It was not clear why there was such a disparity in the estimates. As is common with violence in Afghanistan, independent confirmation of the death toll at the remote battle site was not immediately possible.

Fitzpatrick said commanders lowered the estimate during the day after further evaluating reports from observers made at nighttime in difficult conditions.

"Obviously people aren't going through a turnstile and doing a head count," he said.

NATO spokesman Maj. Dominic Whyte said air and ground assets with imaging capabilities were used to estimate the number killed. He said the estimate was "pretty accurate" but not likely the exact figure.

In early December NATO said it had killed 70-80 fighters in Helmand province but days later said that only seven to eight were killed.

Dr. Muhammad Hanif, who claims to speak for the Taliban, said in a text message to an Associated Press reporter in Pakistan that the figure of 150 dead was "a complete lie."

"The Americans want to boost morale of their troops while making such claims," the message read.

Taliban militants last year launched a record number of attacks, and an estimated 4,000 people died in insurgency-related violence, the bloodiest year since the U.S.-led coalition ousted the Taliban regime in late 2001.

In Helmand province, meanwhile, NATO airstrikes on a suspected Taliban compound Thursday killed 16 suspected militants and 13 people kidnapped or captured and being held by the Taliban, said Helmand provincial police chief Ghulam Nabi Malakhail. A civilian home was damaged and an unknown number of civilians wounded in the strike, he said.

The fight in the Bermel district of Paktika province is the first major engagement of 2007 and appeared to be the largest battle since a multi-day operation killed more than 500 Taliban fighters in the Panjwayi district of Kandahar province in September.

Whyte said NATO forces identified the group of fighters while they were still in Pakistan. Fitzpatrick said between 150 and 200 fighters moving in two groups crossed over the border.

The large group of fighters moving in an area where the Pakistan military has several checkpoints would raise questions about the Pakistan military's effectiveness in stopping militant activity.

But the U.S. assistant secretary of state for South and Central Asia, Richard Boucher, on Thursday praised Pakistan's commitment to fighting terrorism and said the country remains an important U.S. ally.

"Pakistan does not want to see Al Qaeda, Taliban operating in Pakistan and they are taking a series of steps ... to try to control those (border) areas better and we are supporting that," Boucher told reporters in Kabul.

Pakistani army spokesman Sultan said Pakistan's attack on Wednesday night, using artillery and mortars, demonstrated how it could act swiftly and effectively if it was given "real-time" intelligence on cross-border militancy.

"We don't deny that some people are coming from this side. That's why we seek intelligence in real time. We are keen to stop it," he said.
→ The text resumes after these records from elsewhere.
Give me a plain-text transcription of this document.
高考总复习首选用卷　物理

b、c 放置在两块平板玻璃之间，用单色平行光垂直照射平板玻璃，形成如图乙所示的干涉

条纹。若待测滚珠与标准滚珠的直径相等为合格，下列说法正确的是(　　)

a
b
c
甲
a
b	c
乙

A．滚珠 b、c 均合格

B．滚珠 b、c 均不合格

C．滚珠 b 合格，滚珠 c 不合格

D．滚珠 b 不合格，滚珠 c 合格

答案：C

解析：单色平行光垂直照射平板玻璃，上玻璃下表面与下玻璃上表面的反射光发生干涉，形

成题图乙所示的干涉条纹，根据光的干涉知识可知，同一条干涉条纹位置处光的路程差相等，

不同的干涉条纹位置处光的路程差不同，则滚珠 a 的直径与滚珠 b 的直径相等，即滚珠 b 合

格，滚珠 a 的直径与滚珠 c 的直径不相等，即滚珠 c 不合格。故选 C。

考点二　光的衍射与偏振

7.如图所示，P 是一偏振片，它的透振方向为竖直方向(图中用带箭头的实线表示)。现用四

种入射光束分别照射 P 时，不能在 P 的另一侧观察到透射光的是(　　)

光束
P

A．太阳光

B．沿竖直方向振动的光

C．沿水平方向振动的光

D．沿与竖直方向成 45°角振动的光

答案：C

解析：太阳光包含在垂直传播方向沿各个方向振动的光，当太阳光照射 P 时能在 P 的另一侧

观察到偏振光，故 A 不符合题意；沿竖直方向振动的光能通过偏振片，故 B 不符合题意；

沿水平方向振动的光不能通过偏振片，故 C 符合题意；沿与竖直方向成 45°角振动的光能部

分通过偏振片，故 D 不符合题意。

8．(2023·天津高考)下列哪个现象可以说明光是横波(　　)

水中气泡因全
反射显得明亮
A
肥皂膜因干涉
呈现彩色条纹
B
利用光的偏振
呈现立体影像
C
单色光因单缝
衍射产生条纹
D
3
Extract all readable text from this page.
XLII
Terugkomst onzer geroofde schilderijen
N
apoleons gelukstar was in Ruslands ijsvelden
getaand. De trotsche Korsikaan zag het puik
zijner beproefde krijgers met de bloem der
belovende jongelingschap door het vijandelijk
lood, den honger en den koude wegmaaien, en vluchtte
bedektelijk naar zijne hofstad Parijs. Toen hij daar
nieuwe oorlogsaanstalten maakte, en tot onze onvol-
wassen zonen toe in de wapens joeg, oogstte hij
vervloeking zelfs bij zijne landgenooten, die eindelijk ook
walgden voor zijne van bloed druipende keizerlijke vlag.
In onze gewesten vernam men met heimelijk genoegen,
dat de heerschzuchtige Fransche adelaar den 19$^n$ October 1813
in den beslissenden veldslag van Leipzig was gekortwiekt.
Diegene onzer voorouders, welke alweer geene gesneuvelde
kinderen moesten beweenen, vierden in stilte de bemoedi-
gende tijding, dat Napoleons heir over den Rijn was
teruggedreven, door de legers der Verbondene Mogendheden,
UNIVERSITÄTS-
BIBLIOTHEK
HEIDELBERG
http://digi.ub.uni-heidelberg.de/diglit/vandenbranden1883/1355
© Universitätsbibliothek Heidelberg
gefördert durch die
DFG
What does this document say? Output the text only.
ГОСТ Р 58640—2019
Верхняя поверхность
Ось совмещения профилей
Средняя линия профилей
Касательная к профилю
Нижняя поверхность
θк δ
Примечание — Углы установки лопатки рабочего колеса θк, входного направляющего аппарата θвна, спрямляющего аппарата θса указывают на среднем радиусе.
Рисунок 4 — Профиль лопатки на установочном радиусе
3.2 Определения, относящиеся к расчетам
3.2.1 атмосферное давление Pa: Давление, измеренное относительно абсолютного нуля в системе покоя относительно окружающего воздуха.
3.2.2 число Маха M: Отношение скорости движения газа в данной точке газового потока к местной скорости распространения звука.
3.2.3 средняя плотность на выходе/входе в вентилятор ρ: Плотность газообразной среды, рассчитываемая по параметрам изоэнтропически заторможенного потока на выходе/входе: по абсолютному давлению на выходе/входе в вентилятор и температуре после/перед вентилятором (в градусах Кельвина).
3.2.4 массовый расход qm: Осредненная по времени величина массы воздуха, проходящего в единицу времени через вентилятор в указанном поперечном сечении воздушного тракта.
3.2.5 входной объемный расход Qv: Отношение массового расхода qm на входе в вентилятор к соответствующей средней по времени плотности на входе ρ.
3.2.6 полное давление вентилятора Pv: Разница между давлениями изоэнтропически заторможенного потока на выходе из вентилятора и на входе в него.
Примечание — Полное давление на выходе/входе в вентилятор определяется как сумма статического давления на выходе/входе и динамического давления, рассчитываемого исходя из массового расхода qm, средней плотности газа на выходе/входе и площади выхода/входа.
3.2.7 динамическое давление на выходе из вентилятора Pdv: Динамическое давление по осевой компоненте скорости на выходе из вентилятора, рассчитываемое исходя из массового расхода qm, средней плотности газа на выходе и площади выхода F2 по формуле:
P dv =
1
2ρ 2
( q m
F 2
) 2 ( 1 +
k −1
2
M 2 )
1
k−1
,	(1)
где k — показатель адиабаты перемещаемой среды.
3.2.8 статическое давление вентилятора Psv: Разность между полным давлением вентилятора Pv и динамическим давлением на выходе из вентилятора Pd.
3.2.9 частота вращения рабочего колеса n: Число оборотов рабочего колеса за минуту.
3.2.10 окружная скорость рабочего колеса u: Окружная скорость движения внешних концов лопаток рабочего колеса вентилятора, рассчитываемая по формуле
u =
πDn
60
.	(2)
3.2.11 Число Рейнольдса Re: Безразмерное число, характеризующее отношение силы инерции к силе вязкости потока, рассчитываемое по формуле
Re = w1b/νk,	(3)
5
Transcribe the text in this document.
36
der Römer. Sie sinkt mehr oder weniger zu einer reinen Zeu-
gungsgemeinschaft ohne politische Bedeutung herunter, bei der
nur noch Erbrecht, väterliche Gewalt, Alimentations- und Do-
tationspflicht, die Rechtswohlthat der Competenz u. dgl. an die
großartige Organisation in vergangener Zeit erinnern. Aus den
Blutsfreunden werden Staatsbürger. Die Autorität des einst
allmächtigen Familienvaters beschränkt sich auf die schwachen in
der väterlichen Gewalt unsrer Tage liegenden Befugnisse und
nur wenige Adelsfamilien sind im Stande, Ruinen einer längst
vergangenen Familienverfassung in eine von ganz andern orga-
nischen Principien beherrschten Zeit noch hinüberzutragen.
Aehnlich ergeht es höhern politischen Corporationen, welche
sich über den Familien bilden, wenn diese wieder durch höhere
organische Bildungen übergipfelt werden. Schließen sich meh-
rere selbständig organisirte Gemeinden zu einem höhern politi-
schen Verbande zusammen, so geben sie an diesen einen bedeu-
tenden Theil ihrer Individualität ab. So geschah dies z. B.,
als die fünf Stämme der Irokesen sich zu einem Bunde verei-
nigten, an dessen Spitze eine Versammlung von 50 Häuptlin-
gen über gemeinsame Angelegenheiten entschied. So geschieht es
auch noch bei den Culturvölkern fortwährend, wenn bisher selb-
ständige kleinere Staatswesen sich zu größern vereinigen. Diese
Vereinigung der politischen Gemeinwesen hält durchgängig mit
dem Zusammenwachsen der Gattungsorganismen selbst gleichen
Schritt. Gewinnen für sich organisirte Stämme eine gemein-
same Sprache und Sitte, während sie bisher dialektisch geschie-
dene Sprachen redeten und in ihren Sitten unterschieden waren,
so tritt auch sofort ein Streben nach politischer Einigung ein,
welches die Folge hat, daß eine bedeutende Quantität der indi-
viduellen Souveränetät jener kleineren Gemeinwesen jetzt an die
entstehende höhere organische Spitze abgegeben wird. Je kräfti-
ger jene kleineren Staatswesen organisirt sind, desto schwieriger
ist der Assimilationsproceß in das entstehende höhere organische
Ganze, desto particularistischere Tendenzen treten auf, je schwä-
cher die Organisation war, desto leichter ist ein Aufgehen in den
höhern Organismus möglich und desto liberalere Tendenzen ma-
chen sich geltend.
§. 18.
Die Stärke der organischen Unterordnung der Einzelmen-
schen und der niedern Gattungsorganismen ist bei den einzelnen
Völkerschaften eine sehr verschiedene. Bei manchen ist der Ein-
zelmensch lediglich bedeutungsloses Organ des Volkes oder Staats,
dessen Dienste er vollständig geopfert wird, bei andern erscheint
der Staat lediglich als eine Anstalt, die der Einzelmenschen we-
The September peace deal in North Waziristan, which lies opposite Afghanistan's Paktika province, ended bitter fighting between pro-Taliban militants and the Pakistani army. But U.S. and NATO military officials have voiced concern that cross-border attacks into Afghanistan the deal was meant to stop have only escalated, and pro-Taliban elements have gained more power.

In the southern province of Kandahar, meanwhile, thousands of mainly ethnic-Pashtun tribesmen pelted stones at a Pakistan border post and chanted "Death to Pakistan's links to the Taliban" during a rally to condemn new border measures.

The protest was held in the Afghan border town of Waish, across from the Pakistani town of Chaman near where Pakistan opened its first biometrics system to screen travelers as a measure against the cross-border movement of militants.

Pakistan has also announced plans to build a fence and plant land mines at selected places along the border, a proposed measure opposed by Afghanistan.

Afghan officials have repeatedly said that leaders from their country's insurgent Taliban militia are hiding in Pakistan and stage attacks against Afghanistan's U.S.-backed government from there. Pakistan denies the Afghan charge.